It’s been a little over three years since my last visit to Ashemi, the ever-evolving Oriental-themed region designed by the team of Ime Poplin, Jay Poplin (Jayshamime) and Shaman Nitely (see: Ashemi: an Oriental reprise in Second Life), although I believe for some of the intervening period, the region may have been absent from Second Life. So, when Shaman kindly dropped me a line to renew my acquaintance with the setting, I was happy to accept.
As with its past incarnations, Ashemi offers a busy urban setting primarily designed to be seen under night-time conditions – witness the huge Moon hanging in the sky! – although it also lends itself to daytime settings as well, as I hope some of the images herein demonstrate. I’ll also note a couple of things up front, as they both help with any visit.
The first is that you really should have local sounds enabled. This is a cityscape that offers a rich sense of depth through the use of a rich sound scape. Not just cars, cicadas and so on, but the sounds of people as they hold conversations indoors and out; the echoes of shouts and laughter along train platforms, the clatter and chiming of crockery and glasses – all of which gives further depth to the setting.
The second point is that Ashemi really is a place that can clobber performance; under the default EEP and with shadows enabled, I was looking at around 4.5-6.7 FPS on average on my not-top-of-the-range-but-reasonably-OK system. Flipping to my preferred EEP settings, and so often seen in my images (as they tend to get attached to me for travelling), this clambered its way to 9-10.8 fps. So, if you are on a mode-to-lower-range system, you might want to toggle shadows on when needed and otherwise leave them off.

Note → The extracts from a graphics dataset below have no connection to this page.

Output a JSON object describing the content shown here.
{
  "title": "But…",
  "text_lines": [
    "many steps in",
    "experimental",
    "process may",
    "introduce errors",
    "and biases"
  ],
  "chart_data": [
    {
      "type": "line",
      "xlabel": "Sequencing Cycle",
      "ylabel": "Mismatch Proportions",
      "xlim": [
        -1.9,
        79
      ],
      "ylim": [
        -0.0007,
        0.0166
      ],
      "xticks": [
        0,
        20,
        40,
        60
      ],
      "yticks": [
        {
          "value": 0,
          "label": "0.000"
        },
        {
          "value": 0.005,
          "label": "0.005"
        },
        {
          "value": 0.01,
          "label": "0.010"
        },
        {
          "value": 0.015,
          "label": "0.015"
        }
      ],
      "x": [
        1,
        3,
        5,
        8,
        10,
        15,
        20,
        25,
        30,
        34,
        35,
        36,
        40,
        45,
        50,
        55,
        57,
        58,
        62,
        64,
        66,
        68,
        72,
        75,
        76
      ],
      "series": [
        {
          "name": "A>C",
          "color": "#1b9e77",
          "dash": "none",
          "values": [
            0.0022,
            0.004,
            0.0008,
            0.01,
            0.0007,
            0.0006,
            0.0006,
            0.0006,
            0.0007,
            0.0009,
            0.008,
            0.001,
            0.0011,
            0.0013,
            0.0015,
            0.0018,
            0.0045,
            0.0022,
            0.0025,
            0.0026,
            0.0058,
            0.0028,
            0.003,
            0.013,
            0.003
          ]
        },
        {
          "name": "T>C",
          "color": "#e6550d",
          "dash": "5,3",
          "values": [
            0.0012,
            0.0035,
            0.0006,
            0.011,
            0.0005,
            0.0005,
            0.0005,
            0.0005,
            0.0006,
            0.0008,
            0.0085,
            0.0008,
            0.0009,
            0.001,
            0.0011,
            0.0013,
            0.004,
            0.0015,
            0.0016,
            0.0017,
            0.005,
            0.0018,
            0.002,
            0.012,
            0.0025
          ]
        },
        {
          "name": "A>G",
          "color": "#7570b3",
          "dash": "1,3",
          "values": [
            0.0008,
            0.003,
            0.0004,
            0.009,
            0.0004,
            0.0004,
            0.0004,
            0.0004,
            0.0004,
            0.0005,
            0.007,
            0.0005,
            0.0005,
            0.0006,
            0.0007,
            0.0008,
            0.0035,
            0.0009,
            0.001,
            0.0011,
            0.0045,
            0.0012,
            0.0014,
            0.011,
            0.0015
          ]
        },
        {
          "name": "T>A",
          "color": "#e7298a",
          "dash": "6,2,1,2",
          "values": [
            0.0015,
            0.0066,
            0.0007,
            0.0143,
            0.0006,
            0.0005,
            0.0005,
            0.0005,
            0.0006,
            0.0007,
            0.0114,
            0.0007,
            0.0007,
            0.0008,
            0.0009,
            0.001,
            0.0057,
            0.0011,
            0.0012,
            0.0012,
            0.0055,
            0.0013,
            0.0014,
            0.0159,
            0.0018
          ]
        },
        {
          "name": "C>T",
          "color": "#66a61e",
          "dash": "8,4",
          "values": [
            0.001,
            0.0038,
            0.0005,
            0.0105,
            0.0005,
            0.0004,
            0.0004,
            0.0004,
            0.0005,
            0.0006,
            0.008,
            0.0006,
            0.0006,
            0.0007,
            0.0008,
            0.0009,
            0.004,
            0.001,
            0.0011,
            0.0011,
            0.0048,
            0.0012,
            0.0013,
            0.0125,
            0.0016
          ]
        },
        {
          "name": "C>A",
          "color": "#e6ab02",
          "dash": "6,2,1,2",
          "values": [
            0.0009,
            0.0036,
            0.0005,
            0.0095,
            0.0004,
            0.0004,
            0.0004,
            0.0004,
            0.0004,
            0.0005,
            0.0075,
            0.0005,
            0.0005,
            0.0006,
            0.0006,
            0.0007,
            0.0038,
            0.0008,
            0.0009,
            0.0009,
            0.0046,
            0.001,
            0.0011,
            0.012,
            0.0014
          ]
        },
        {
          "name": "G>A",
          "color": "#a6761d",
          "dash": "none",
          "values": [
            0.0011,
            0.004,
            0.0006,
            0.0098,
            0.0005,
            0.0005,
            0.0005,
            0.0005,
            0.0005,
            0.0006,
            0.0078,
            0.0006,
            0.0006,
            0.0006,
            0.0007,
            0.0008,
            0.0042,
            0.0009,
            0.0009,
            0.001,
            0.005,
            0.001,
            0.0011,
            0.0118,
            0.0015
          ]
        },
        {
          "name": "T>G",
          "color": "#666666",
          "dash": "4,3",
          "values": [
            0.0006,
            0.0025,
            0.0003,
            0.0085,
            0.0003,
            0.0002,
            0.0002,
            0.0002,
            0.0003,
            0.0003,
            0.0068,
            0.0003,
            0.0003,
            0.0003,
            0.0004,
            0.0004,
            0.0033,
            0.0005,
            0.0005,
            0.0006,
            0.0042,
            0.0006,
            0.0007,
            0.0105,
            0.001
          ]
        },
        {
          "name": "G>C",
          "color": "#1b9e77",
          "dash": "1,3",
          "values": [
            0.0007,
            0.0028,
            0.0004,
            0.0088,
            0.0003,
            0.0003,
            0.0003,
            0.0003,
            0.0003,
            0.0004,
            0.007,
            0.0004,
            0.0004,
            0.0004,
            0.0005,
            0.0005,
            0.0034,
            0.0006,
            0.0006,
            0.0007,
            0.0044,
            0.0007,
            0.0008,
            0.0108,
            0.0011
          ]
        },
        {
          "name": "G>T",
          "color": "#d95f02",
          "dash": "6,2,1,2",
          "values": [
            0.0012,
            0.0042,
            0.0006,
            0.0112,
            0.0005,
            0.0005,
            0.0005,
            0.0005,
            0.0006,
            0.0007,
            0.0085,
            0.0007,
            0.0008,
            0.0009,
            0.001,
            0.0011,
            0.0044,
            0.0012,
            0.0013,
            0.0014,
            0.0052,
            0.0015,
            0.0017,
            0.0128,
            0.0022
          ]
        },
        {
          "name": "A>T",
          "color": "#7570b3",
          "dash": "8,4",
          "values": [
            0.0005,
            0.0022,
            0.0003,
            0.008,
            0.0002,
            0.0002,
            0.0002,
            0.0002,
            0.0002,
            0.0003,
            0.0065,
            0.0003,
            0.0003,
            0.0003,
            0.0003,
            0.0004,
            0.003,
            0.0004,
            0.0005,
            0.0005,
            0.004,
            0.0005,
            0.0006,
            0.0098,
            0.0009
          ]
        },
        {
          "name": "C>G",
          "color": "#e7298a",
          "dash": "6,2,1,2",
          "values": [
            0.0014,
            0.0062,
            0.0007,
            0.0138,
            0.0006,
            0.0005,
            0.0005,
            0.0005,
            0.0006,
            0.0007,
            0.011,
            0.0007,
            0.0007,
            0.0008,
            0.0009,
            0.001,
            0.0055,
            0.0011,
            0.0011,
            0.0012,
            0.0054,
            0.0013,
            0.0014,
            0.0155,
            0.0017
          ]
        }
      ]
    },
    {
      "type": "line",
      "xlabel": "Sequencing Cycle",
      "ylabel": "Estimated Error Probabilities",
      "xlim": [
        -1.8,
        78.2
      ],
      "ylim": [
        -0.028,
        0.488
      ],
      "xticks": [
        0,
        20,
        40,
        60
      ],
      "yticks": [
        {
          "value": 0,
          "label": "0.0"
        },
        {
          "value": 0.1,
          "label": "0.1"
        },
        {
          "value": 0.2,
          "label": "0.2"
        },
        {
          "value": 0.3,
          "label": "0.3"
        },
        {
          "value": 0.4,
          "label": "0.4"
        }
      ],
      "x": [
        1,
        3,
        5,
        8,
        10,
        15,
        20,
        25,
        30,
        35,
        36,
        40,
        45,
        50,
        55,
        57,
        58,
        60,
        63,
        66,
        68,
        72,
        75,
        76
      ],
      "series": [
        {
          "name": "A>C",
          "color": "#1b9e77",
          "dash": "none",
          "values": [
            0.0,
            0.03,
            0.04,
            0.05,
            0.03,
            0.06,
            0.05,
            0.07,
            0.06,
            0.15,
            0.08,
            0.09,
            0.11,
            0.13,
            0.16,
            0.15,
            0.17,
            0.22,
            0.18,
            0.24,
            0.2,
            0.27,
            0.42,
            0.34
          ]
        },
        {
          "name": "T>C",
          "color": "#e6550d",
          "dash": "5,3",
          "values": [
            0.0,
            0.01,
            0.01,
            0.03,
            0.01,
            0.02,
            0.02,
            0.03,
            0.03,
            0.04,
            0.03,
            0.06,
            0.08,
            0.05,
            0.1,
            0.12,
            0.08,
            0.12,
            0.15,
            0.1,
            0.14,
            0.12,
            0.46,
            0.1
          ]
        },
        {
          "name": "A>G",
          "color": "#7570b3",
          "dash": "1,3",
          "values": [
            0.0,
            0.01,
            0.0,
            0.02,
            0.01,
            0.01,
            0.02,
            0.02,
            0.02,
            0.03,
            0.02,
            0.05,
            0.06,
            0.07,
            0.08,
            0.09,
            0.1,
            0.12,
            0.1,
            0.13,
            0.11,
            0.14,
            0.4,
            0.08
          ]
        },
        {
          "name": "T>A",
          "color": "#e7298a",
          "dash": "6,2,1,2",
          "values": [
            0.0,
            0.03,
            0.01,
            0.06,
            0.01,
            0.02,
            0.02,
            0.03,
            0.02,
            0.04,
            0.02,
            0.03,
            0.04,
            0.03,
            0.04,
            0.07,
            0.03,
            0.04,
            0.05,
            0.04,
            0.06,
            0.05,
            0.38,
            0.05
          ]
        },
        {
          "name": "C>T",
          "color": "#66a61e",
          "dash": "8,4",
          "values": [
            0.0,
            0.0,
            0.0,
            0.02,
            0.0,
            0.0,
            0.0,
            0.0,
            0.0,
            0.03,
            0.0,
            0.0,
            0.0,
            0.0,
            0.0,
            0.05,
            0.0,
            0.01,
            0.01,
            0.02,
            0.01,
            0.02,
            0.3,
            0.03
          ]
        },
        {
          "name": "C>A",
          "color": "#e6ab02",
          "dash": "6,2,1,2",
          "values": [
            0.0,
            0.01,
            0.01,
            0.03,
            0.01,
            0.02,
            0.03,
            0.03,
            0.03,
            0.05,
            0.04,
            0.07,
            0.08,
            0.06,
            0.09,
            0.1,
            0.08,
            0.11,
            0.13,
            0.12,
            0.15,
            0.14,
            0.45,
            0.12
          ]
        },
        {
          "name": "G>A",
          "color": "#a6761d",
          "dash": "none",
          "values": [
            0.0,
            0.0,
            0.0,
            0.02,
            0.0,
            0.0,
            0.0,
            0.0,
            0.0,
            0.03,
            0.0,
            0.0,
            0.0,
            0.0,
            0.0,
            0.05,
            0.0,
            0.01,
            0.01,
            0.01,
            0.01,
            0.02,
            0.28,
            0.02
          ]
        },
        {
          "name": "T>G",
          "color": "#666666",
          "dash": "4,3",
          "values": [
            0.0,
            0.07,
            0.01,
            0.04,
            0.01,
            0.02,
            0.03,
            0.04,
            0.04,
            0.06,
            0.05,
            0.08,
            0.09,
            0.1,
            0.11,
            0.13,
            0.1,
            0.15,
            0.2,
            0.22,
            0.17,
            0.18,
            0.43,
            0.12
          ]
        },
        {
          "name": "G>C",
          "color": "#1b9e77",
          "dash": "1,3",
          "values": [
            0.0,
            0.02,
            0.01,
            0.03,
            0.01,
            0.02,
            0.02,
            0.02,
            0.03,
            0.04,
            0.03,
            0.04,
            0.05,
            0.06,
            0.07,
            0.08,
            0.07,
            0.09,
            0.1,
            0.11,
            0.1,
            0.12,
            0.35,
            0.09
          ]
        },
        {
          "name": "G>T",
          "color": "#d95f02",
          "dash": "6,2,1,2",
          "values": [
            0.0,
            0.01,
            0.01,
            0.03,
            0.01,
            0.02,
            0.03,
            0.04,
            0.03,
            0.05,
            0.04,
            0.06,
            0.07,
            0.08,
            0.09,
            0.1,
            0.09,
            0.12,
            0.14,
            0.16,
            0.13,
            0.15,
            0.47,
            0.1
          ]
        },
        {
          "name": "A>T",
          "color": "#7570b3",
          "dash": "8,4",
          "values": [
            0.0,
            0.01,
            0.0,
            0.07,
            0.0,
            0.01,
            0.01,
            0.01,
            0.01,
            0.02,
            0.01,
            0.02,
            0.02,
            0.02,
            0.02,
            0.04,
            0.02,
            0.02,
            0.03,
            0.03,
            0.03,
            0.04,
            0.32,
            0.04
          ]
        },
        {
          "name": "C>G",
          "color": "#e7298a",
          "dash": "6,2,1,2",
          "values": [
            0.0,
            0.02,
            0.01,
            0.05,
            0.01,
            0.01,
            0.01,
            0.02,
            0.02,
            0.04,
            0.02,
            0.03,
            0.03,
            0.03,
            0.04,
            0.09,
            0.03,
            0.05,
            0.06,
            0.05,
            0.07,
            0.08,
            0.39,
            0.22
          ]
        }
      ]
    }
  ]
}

This is a setting that carries with it echoes of earlier iterations of Ashemi, whilst at the same time offering something entirely new. The lightness of touch with the familiar – for those who remember past versions of the city – may help prompt the imagination to consider that we are within the same metropolis, but a different district or prefecture. Or we can accept what we see as an entirely new setting. like those past iterations, this is a busy place – not in terms of textures, mesh etc.), but in style. The ambient sounds suggest a place where people work, live and relax. The buildings offer a mix of outer high-rises and smaller, inner buildings that include places of business and entertainment as well as transit points and homes.
But whereas the Ashemis of the past tended to feature water within them, here is has been pushed outwards, as if roughly shoved away to make way for humans. Nevertheless, whilst waterside walks may have vanished, this setting carries with it places where a degree of peace and relaxation might be found – although one in particular may require a little effort to find, while others may have their solitude poked at by the noise of the unruly masses.
There is also, perhaps a sense of age here that may not have been quite so prevalent in previous iterations. Older, more traditional houses have been converted to places of business, whilst the concrete blockhouses common to the latter part of the 20th century peer over fences and wall as if to see what is going on. Sad to say, as well, that such is the age of this district, it appears to have become something of a littering ground, as can be seen within the local cemetery; clearly no longer used, it is home to unwanted bodies of metal, plastic stone quite aside from the souls who might still be interred within. And as one wanders, so might the slow lament of a violin be heard – or perhaps it is a kokyu.
Some interesting references might also be found here for eyes that seek and feet that walk. For example, outside of one place of work there might be found a certain car awaiting the call of lightning; down another street you might prompted to ask who ya gonna call? Throughout all, NPCs further bring the setting to life as they work in garages, await a train or walk down pathways.
Rich in detail with assorted opportunities for photography, Ashemi remains an engaging visit – if one a little hard on the system, as noted, although this should not stand in the way of any visit.
My thanks again to Shaman, Ime and Jay for the invitation to visit and explore once more!